Сколько раз, сидя в одиночестве на зеленой скамейке посреди маленькой площади, он видел пожар заката над крышами, а иногда в огненном золоте багряного света темнел силуэт черной кошки на трубе соседнего дома! Теперь была осень, осыпались листья, желтые, лапчатые, как листья винограда, похожие на засохшие, сплющенные кисти мумии, они падали на клумбы в центре площади, на дорожки и цветочные горшки. И дети играли среди сухих листьев, собирая их в охапки и не замечая пылающего заката.
Когда он пришел на спокойную площадь и присел на скамью, не преминув смахнуть с сиденья сухие листья, — ведь была осень, — там играли, как обычно, ребятишки. Один из них поставил другого к стволу индийского каштана, хорошенько прижал и сказал: «Ты будешь пленником, тебя схватили бандиты…» — «Да ведь я…» — отозвался недовольно мальчик, но первый его перебил: «Нет, ты — уже не ты…» Аугусто не желал этого слушать, он поднялся и пересел на другую скамью. И сказал себе: «Вот так играем и мы, взрослые. Ты — уже не ты! Я — это не я! А эти несчастные деревья? Разве они — они? Их листья опадают гораздо раньше, чем у их сородичей в горах, остаются одни скелеты, и эти скелеты отбрасывают укороченную тень на мостовую под светом электрических фонарей. Дерево, освещенное электрическим светом! Какое странное, фантастическое зрелище представляют их кроны весной, когда эта вольтова дуга придает им металлический отблеск! И морские ветры их здесь не колышут… Несчастные деревья, им не дано вкушать прелесть темных, безлунных ночей в лесу под покровом трепетных звезд! Как будто человек, посадив каждое из этих деревьев на площади, сказал им: «Ты — уже не ты!» А чтоб они этого не забывали, их снабдили электрическим освещением по ночам. Чтоб они не спали… Несчастные полуночники, бедные деревья! Нет, нет, со мной не сыграют такой шутки!»

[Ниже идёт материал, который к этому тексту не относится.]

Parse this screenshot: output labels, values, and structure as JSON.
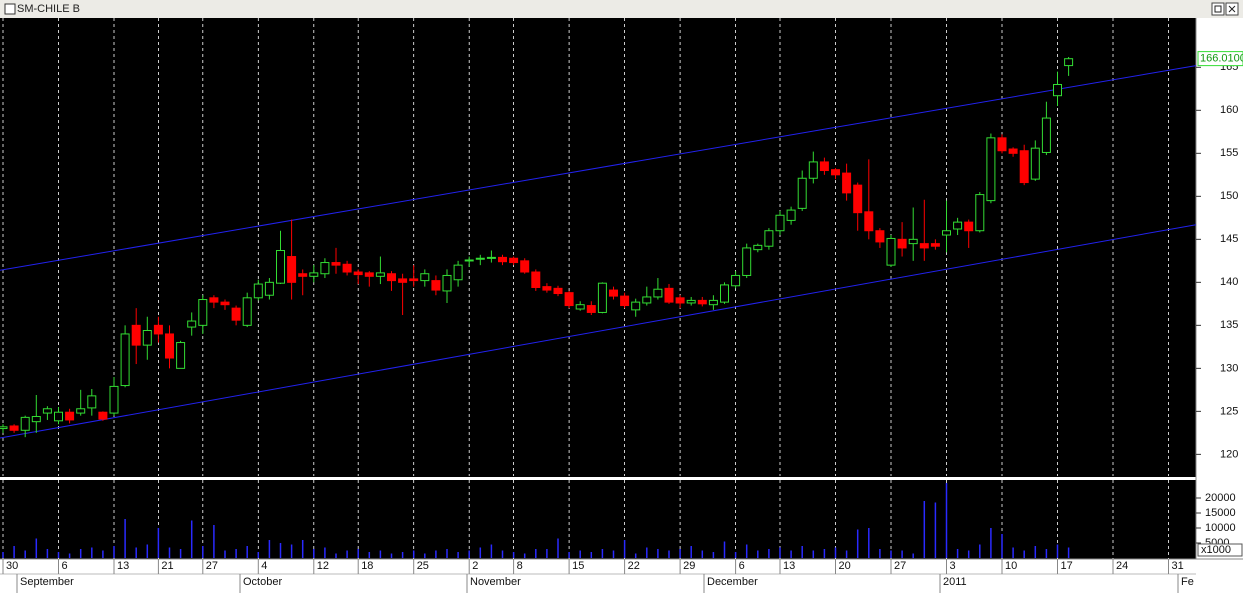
{
  "chart_data": [
    {
      "type": "candlestick",
      "title": "SM-CHILE B",
      "categories": [
        "30",
        null,
        null,
        null,
        null,
        "6",
        null,
        null,
        null,
        null,
        "13",
        null,
        null,
        null,
        "21",
        null,
        null,
        null,
        "27",
        null,
        null,
        null,
        null,
        "4",
        null,
        null,
        null,
        null,
        "12",
        null,
        null,
        null,
        "18",
        null,
        null,
        null,
        null,
        "25",
        null,
        null,
        null,
        null,
        "2",
        null,
        null,
        null,
        "8",
        null,
        null,
        null,
        null,
        "15",
        null,
        null,
        null,
        null,
        "22",
        null,
        null,
        null,
        null,
        "29",
        null,
        null,
        null,
        null,
        "6",
        null,
        null,
        null,
        "13",
        null,
        null,
        null,
        null,
        "20",
        null,
        null,
        null,
        null,
        "27",
        null,
        null,
        null,
        null,
        "3",
        null,
        null,
        null,
        null,
        "10",
        null,
        null,
        null,
        null,
        "17",
        null,
        null,
        null,
        null,
        "24",
        null,
        null,
        null,
        null,
        "31",
        null
      ],
      "months": [
        "September",
        "October",
        "November",
        "December",
        "2011",
        "Fe"
      ],
      "open": [
        123,
        123.3,
        122.8,
        123.8,
        124.8,
        123.9,
        124.9,
        124.8,
        125.4,
        124.9,
        124.8,
        128,
        135,
        132.7,
        135,
        134,
        130,
        134.8,
        135,
        138.2,
        137.7,
        137,
        135,
        138.2,
        138.5,
        139.9,
        143,
        141,
        140.7,
        141,
        142.3,
        142.1,
        141.2,
        141.1,
        140.7,
        141,
        140.4,
        140.4,
        140.2,
        140.2,
        139,
        140.3,
        142.5,
        142.7,
        142.8,
        142.9,
        142.8,
        142.5,
        141.2,
        139.5,
        139.3,
        138.8,
        136.9,
        137.3,
        136.5,
        139.1,
        138.4,
        136.8,
        137.6,
        138.3,
        139.3,
        138.2,
        137.6,
        137.9,
        137.4,
        137.7,
        139.6,
        140.8,
        143.8,
        144.2,
        146,
        147.2,
        148.6,
        152.1,
        154,
        153.1,
        152.7,
        151.3,
        148.2,
        146,
        142,
        145,
        144.5,
        144.5,
        144.5,
        145.5,
        146.2,
        147,
        146,
        149.5,
        156.8,
        155.5,
        155.3,
        152,
        155.1,
        161.7,
        165.2,
        null,
        null,
        null,
        null,
        null,
        null,
        null,
        null,
        null,
        null
      ],
      "high": [
        123.5,
        123.5,
        124.5,
        126.9,
        125.6,
        125.5,
        125.3,
        127.5,
        127.6,
        125,
        129,
        135,
        137,
        136,
        136,
        135,
        133.2,
        136.5,
        138.5,
        138.5,
        138,
        137.3,
        138.8,
        140.3,
        140.5,
        146,
        147.3,
        141.5,
        142,
        142.8,
        144,
        142.5,
        141.5,
        141.3,
        143,
        141.3,
        141,
        142,
        141.5,
        140.8,
        141.5,
        142.5,
        143,
        143.2,
        143.7,
        143.2,
        143,
        142.8,
        141.5,
        139.9,
        139.6,
        139,
        137.8,
        137.8,
        140,
        139.5,
        138.8,
        138.1,
        139.5,
        140.5,
        139.8,
        138.5,
        138.3,
        138.3,
        138.5,
        140,
        141.3,
        144.5,
        144.5,
        146.3,
        148.3,
        148.8,
        153,
        155.2,
        154.5,
        153.3,
        153.8,
        151.6,
        154.3,
        146.3,
        145.5,
        147,
        148.7,
        149.6,
        145,
        149.5,
        147.5,
        147.3,
        150.5,
        157.3,
        157.2,
        155.7,
        156,
        156.5,
        161,
        164.5,
        166.2,
        null,
        null,
        null,
        null,
        null,
        null,
        null,
        null,
        null,
        null
      ],
      "low": [
        122.5,
        122.5,
        122,
        122.5,
        124,
        123.5,
        123.6,
        124.5,
        124.5,
        123.9,
        124.5,
        127.8,
        130.5,
        131,
        133,
        130,
        130,
        133.8,
        134,
        137,
        136.8,
        135,
        134.8,
        137.9,
        138,
        139.8,
        138,
        138.5,
        140,
        140.5,
        141,
        140.8,
        139.8,
        139.5,
        139.8,
        139,
        136.2,
        139.5,
        139.5,
        138.5,
        137.6,
        139.5,
        141.8,
        142,
        142.3,
        142,
        142,
        141,
        139,
        138.8,
        138.4,
        137,
        136.7,
        136.2,
        136.4,
        138,
        137,
        136,
        137.3,
        138,
        137.5,
        137,
        137.3,
        137.2,
        136.8,
        137.5,
        139.3,
        140.5,
        143.5,
        143.8,
        145.5,
        146.7,
        148.3,
        151.5,
        152.5,
        152,
        149.5,
        146,
        145,
        144,
        141.8,
        143,
        142.5,
        142.5,
        143.8,
        143.5,
        145.5,
        144,
        145.8,
        149.2,
        155,
        154.6,
        151.3,
        151.8,
        154.8,
        160.5,
        164,
        null,
        null,
        null,
        null,
        null,
        null,
        null,
        null,
        null,
        null
      ],
      "close": [
        123.2,
        122.8,
        124.3,
        124.4,
        125.3,
        124.9,
        124,
        125.3,
        126.8,
        124.1,
        127.9,
        134,
        132.7,
        134.4,
        134,
        131.2,
        133,
        135.5,
        138,
        137.7,
        137.4,
        135.6,
        138.2,
        139.8,
        140,
        143.7,
        140,
        140.7,
        141.1,
        142.3,
        142,
        141.2,
        140.9,
        140.7,
        141.1,
        140.2,
        140,
        140.2,
        141,
        139.1,
        140.8,
        142,
        142.6,
        142.8,
        142.9,
        142.4,
        142.3,
        141.2,
        139.4,
        139.1,
        138.7,
        137.3,
        137.4,
        136.5,
        139.9,
        138.4,
        137.3,
        137.7,
        138.3,
        139.2,
        137.7,
        137.6,
        137.9,
        137.5,
        137.9,
        139.7,
        140.8,
        144,
        144.3,
        146,
        147.8,
        148.4,
        152.1,
        154,
        153,
        152.5,
        150.4,
        148.1,
        146,
        144.7,
        145.1,
        144,
        145,
        144,
        144.2,
        146,
        147,
        146,
        150.2,
        156.8,
        155.3,
        155,
        151.6,
        155.6,
        159.1,
        163,
        166,
        null,
        null,
        null,
        null,
        null,
        null,
        null,
        null,
        null,
        null
      ],
      "up_color": "#33dd33",
      "down_color": "#ff0000",
      "last_price": {
        "value": 166.01,
        "label": "166.0100"
      },
      "channel_lines": [
        {
          "start": 141.4,
          "end": 165.2
        },
        {
          "start": 121.9,
          "end": 146.7
        }
      ],
      "channel_color": "#2222ee",
      "ylim": [
        117.6,
        170.5
      ],
      "yticks": [
        120,
        125,
        130,
        135,
        140,
        145,
        150,
        155,
        160,
        165
      ],
      "grid": true
    },
    {
      "type": "bar",
      "unit_label": "x1000",
      "color": "#2a2aff",
      "values": [
        2000,
        4000,
        2500,
        6500,
        3000,
        2000,
        1500,
        3000,
        3500,
        2500,
        4000,
        13000,
        3500,
        4500,
        10000,
        3500,
        3000,
        12500,
        4000,
        11000,
        2500,
        3000,
        4000,
        2000,
        6000,
        5000,
        4500,
        6000,
        3000,
        3500,
        1500,
        2500,
        3000,
        2000,
        2500,
        1500,
        2000,
        2500,
        1500,
        2500,
        3000,
        2000,
        2500,
        3500,
        4500,
        2500,
        2000,
        1500,
        3000,
        3000,
        6500,
        2000,
        2500,
        2000,
        3000,
        2500,
        6000,
        1500,
        3500,
        3000,
        2500,
        3000,
        4000,
        2500,
        2000,
        5500,
        2000,
        4500,
        2500,
        3000,
        3500,
        2500,
        4000,
        2500,
        3000,
        3500,
        2500,
        9500,
        10000,
        3000,
        2500,
        2500,
        1500,
        19000,
        18500,
        25000,
        3000,
        2500,
        4500,
        10000,
        8000,
        3500,
        2500,
        4000,
        3000,
        4500,
        3500,
        null,
        null,
        null,
        null,
        null,
        null,
        null,
        null,
        null,
        null
      ],
      "ylim": [
        0,
        26000
      ],
      "yticks": [
        5000,
        10000,
        15000,
        20000
      ]
    }
  ]
}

И он встал и побрел по улицам, как лунатик.
XX
Отправиться в путешествие или нет? Он уже дважды объявил о своем намерении: во-первых, Росарио, сам не зная толком, что говорит, так, ради красного словца или скорее ради того, чтобы таким образом выяснить, поедет ли она с ним; во-вторых, донье Эрмелинде, чтобы доказать… Что? Что он, собственно, хотел этим доказать? Все, что угодно! Но слово уже вырвалось два раза, он уже сказал дважды про долгое и далекое путешествие, а он человек с характером, он — это он; значит, он должен быть человеком слова?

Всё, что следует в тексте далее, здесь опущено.